Hoodbhoy objects to acts of state and society against reason. His book, Islam and Science: Religious Orthodoxy and the Battle for Rationality, explains the source of his trouble with the ideological state of Pakistan. It is not that he hates religion — he objects to acts of irrationality in the name of religion.
He protested, however, when the Governor of Punjab Salmaan Taseer was murdered by his police guard when he defended a Christian woman accused of insulting the Holy Prophet under Pakistan’s Anti-Blasphemy law.
Living under General Zia-ul Haq’s Islamic martial law, he got put off by a 1987 conference on “scientific miracles” in which Muslim scientists mixed religious miracle with scientific discovery. Pakistani scientists, encouraged by a funding of Rs 66 lakh, talked rubbish about science and demeaned the divine writ of the Quran.
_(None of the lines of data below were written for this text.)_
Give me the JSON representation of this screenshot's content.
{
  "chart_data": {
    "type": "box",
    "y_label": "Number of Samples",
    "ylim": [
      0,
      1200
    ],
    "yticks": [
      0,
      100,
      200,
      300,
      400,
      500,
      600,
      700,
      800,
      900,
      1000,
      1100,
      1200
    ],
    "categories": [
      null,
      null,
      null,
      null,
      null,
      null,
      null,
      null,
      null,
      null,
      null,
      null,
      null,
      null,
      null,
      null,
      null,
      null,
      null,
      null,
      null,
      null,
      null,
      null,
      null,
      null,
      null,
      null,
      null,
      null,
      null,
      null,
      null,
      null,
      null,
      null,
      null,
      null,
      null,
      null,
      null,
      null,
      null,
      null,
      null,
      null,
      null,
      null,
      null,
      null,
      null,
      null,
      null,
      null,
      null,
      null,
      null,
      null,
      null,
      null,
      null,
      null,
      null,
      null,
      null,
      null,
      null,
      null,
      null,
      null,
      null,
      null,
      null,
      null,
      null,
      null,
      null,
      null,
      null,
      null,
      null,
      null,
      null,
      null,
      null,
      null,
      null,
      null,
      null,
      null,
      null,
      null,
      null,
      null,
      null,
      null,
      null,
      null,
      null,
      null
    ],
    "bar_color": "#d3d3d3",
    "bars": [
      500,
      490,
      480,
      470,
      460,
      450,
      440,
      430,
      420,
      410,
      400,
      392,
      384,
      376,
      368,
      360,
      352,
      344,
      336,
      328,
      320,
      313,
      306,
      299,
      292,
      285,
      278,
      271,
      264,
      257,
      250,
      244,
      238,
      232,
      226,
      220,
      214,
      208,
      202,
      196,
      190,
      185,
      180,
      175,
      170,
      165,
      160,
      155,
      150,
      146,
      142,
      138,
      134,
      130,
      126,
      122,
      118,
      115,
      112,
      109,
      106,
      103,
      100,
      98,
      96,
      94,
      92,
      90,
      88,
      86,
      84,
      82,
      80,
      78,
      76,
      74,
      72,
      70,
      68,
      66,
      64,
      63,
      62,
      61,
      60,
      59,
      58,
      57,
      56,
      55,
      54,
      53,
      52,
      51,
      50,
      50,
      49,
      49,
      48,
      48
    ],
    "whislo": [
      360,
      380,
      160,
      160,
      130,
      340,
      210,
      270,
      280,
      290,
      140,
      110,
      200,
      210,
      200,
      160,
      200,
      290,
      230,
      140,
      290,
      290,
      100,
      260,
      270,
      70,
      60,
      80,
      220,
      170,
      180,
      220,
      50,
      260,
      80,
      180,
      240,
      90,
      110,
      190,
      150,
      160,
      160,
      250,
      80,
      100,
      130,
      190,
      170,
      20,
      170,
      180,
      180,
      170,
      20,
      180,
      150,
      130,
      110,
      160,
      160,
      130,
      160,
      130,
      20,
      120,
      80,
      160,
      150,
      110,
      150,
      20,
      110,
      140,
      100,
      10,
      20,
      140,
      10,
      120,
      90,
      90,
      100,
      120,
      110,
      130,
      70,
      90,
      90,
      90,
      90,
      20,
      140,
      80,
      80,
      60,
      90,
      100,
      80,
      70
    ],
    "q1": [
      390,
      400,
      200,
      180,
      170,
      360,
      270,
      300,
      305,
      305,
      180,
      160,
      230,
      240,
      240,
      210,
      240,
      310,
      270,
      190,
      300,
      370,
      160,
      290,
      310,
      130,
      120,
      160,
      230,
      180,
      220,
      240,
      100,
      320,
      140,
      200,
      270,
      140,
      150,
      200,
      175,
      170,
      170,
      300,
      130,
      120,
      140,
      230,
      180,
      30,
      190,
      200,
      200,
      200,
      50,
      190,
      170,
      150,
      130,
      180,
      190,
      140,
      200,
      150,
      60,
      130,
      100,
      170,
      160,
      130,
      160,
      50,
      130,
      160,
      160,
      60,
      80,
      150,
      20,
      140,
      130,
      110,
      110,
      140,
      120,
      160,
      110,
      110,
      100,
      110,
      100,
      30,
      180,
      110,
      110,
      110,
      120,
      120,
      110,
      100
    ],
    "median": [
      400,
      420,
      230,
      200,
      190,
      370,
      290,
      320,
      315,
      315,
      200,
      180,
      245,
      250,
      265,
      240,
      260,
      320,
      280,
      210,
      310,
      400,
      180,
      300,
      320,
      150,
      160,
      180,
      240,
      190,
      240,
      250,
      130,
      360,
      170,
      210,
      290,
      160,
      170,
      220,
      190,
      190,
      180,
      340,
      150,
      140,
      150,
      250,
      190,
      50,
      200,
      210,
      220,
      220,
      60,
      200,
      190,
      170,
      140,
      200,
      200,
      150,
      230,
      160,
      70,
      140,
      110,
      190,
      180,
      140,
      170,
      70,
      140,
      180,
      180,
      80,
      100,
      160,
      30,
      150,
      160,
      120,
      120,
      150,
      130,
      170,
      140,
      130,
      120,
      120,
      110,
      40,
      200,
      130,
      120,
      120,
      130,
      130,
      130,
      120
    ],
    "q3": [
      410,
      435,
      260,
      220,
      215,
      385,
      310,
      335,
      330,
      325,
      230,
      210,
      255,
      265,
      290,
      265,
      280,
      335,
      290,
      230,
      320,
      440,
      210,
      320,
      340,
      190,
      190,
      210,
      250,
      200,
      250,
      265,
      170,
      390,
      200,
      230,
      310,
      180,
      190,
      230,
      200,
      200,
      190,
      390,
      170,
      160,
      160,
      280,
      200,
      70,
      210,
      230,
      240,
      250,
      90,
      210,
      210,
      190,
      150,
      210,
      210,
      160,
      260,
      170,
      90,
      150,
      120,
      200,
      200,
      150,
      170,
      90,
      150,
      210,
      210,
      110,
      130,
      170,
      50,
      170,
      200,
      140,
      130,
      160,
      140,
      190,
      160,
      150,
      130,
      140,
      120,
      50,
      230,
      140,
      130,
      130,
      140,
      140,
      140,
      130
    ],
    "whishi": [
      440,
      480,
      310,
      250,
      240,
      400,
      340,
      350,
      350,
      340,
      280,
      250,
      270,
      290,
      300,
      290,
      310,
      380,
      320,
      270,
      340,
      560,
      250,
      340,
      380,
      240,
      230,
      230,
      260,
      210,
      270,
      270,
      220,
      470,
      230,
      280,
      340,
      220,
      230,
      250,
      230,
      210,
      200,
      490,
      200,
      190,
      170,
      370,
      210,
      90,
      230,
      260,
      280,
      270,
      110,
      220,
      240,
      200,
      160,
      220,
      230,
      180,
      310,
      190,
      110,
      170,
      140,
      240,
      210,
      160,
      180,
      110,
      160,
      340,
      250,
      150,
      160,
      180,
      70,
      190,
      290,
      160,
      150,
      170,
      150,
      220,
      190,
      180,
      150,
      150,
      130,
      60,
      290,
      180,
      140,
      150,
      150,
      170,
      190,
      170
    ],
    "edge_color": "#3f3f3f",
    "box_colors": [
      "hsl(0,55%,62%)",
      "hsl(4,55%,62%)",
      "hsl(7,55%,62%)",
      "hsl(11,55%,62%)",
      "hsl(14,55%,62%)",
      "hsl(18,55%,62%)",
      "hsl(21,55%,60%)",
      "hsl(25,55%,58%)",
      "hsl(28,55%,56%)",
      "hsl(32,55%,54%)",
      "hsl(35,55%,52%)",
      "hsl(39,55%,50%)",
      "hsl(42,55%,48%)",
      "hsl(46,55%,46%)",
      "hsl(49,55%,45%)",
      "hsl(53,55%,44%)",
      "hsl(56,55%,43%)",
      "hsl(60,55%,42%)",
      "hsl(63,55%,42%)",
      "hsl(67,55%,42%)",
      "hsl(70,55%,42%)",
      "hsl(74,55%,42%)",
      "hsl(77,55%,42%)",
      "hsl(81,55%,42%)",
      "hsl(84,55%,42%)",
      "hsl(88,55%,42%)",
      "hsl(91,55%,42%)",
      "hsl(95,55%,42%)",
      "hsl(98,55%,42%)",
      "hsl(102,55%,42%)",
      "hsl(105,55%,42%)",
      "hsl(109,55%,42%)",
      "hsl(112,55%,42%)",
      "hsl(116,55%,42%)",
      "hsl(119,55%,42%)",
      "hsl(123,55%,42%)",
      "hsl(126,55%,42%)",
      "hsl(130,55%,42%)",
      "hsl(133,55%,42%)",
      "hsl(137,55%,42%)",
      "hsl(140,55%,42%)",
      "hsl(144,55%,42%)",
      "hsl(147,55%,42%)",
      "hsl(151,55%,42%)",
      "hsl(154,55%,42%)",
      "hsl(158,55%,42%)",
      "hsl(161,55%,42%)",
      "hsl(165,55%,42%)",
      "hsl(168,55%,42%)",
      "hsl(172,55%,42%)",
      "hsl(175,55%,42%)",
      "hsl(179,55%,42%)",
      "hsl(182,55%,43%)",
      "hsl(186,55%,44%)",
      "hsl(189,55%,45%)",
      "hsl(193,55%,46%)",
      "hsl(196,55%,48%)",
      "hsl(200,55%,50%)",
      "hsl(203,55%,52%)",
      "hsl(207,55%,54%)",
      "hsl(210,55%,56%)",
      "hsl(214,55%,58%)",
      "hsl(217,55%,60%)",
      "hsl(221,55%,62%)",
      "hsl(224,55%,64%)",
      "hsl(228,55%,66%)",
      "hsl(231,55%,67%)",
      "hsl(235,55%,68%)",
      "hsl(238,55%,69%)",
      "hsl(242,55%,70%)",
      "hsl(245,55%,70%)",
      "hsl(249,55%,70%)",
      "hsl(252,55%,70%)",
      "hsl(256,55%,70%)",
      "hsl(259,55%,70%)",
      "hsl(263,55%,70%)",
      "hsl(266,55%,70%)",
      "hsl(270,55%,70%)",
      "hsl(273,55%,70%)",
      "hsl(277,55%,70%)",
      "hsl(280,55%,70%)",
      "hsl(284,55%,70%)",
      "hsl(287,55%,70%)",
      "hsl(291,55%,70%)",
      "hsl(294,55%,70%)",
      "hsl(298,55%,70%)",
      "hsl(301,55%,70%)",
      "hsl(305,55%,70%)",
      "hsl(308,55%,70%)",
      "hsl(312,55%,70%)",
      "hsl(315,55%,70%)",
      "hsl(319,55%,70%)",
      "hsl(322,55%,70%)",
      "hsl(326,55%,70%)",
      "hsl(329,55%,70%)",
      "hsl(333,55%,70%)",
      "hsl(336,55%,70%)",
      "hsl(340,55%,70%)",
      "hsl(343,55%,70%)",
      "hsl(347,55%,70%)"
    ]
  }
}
The chief scientist of Pakistan, Salim Mehmud, tried to give himself a leg-up by making a hash of the theory of relativity by linking it with the “mairaj” (ascension) of the Holy Prophet (PBUH). Another scientist, lucratively employed at The Holy Quran Research Foundation, proposed that all energy-related problems could be solved by taming the “jinns” because they were made of fire.
After examining the roots of these ridiculous attitudes among Muslim scientists, Hoodbhoy has come up with a well-researched book about the maltreatment of the scientific principle in Muslim societies. He got the Nobel Prize laureate Abdus Salam to write its preface because the professor had already made a plaintive appeal to the Muslim world to spend money on scientific advancement instead of “conquering” science through dogma.
Hoodbhoy says that scientific facts are contingent. They are empirically proven but subject to change upon further discovery. In his view, it is wrong to link the eternal truth of Islam to this evolving understanding of the phenomena. Science is observation and logic whose predictability is not destroyed by the new understanding of quantum physics.
Science in Islam was destroyed because it never became applied enough to involve the common man. Scientists were employed by the kings, but these scientists were at times killed after the death of the patron. The author quotes Syed Ameer Ali on Islamic thinkers who thought the scientific method anti-Islamic: Al-Ashari, Ibn Hanbal, Al-Ghazali and Ibn Taymiyya. He examines the case made by the leading Asharite Imam Ghazali against the study of logic and mathematics and thinks that this was to become the greatest intellectual hurdle against the learning of science. He criticises contemporary Islamic scholar Hussein Nasr for blaming the sciences for the misdirection of the Muslim mind.
Hoodbhoy steps beyond the pale of anti-scientism when he gives statistics about the poverty of science-learning in the Muslim world. He has diagnosed what is happening to the Muslim mind. This mind is not only producing strange reactions to the sciences; it is also trying to tackle the question of governance without separating the state from religious belief. The new coercive order spreading over Muslim society is not political, but intellectual. The tragic fact, however, is that this experiment is too late in the day and quite redundant in light of what the institution of the state has gone through in Islam’s own history and other civilisations.